Zahran Hashim, who is believed to have masterminded the Easter attacks, spent “substantial” time in “southern India,” a senior Sri Lankan military source said on Friday. Investigators identified Hashim as the leader of the National Thowheed Jamaath, which they said carried out the highly coordinated explosions on Sunday.
More than 250 people, including 45 children and 40 foreigners, died in the deadly explosions. Two days later, the Islamic State took responsibility for the attacks and subsequently published an image of eight suspected terrorists. The man seen standing in the center is believed to be Hashim. The other jihadists had covered their faces with a scarf. Researchers in Sri Lanka, however, have identified nine suicide bombers, including a woman. “We are looking at the IS angle, we also suspect that some of these young radicals were indoctrinated and trained in India, possibly Tamil Nadu,” the senior official said, on condition of anonymity.

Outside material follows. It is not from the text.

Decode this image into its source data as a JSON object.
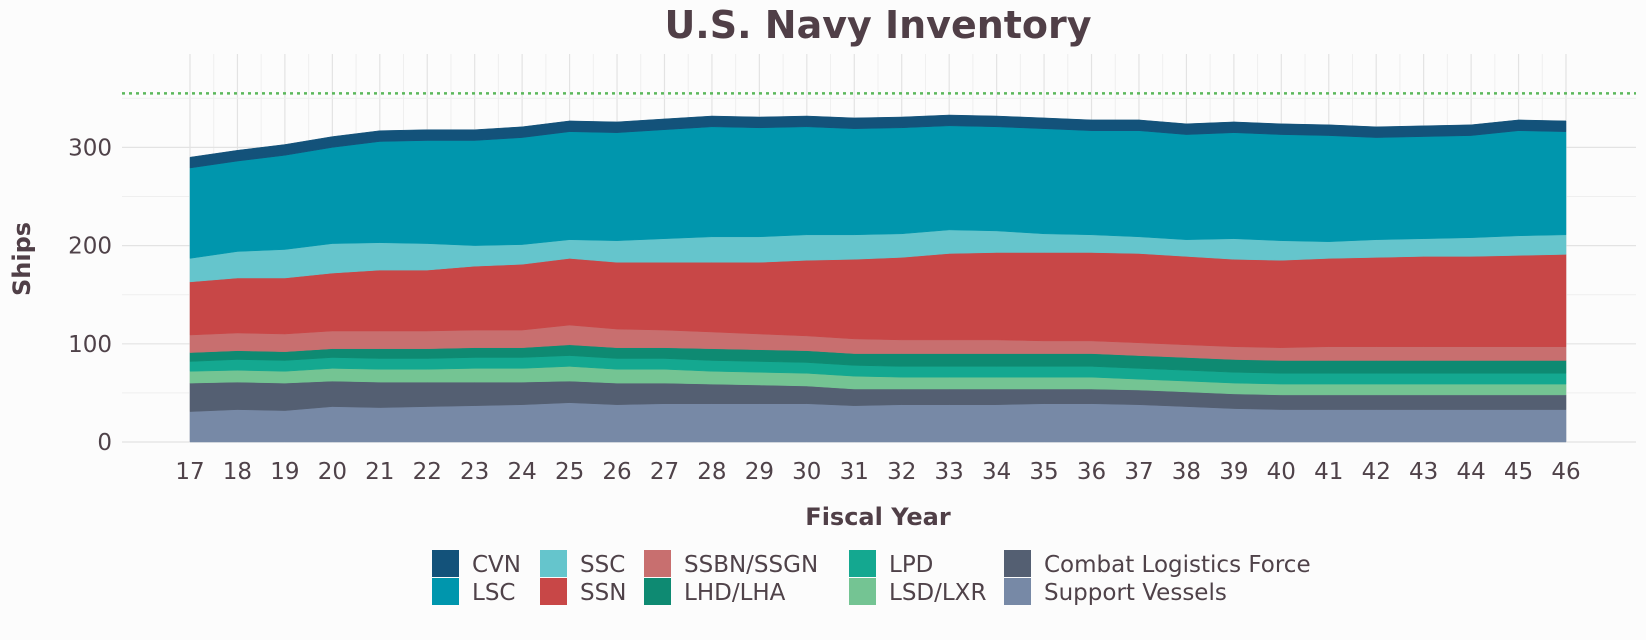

Indian officials did not comment that Hashim traveled to India but pointed to evidence of virtual ties he had with young people believed to be of Indian origin. More than 100 followers of the Hashim Facebook page are being investigated by the National Research Agency (NIA), said an official, who asked not to be identified. The first hints of Hashim’s doctrinal videos, likely to radicalize young people, emerged when Indian authorities interrogated seven members of a group whose leader, according to officials, was a follower of Hashim. The men sympathized with IS and were arrested in September 2018 in Coimbatore, on suspicion that they were planning the assassination of certain political and religious leaders in India, the official said.
Authorities in Sri Lanka, which has so far not officially named any of the nine suicide bombers or suspects, confirmed on Friday that Hashim was one of two suicide bombers who carried out the explosions at the Shangri-La hotel, in the road to Galle, facing the sea, in Colombo. He led the radical Islamist group in Kattankudy, in the district of Batticaloa, in the eastern province of Sri Lanka, and was known to adopt extremist religious ideas, often because of the discomfort of many within the community.
Earlier this week, villagers told The Hindu that Zahran had left the city two years ago, following a fierce disagreement with the Moulavi (religious scholar) about the practice of Islam. He was fleeing ever since, community leaders said.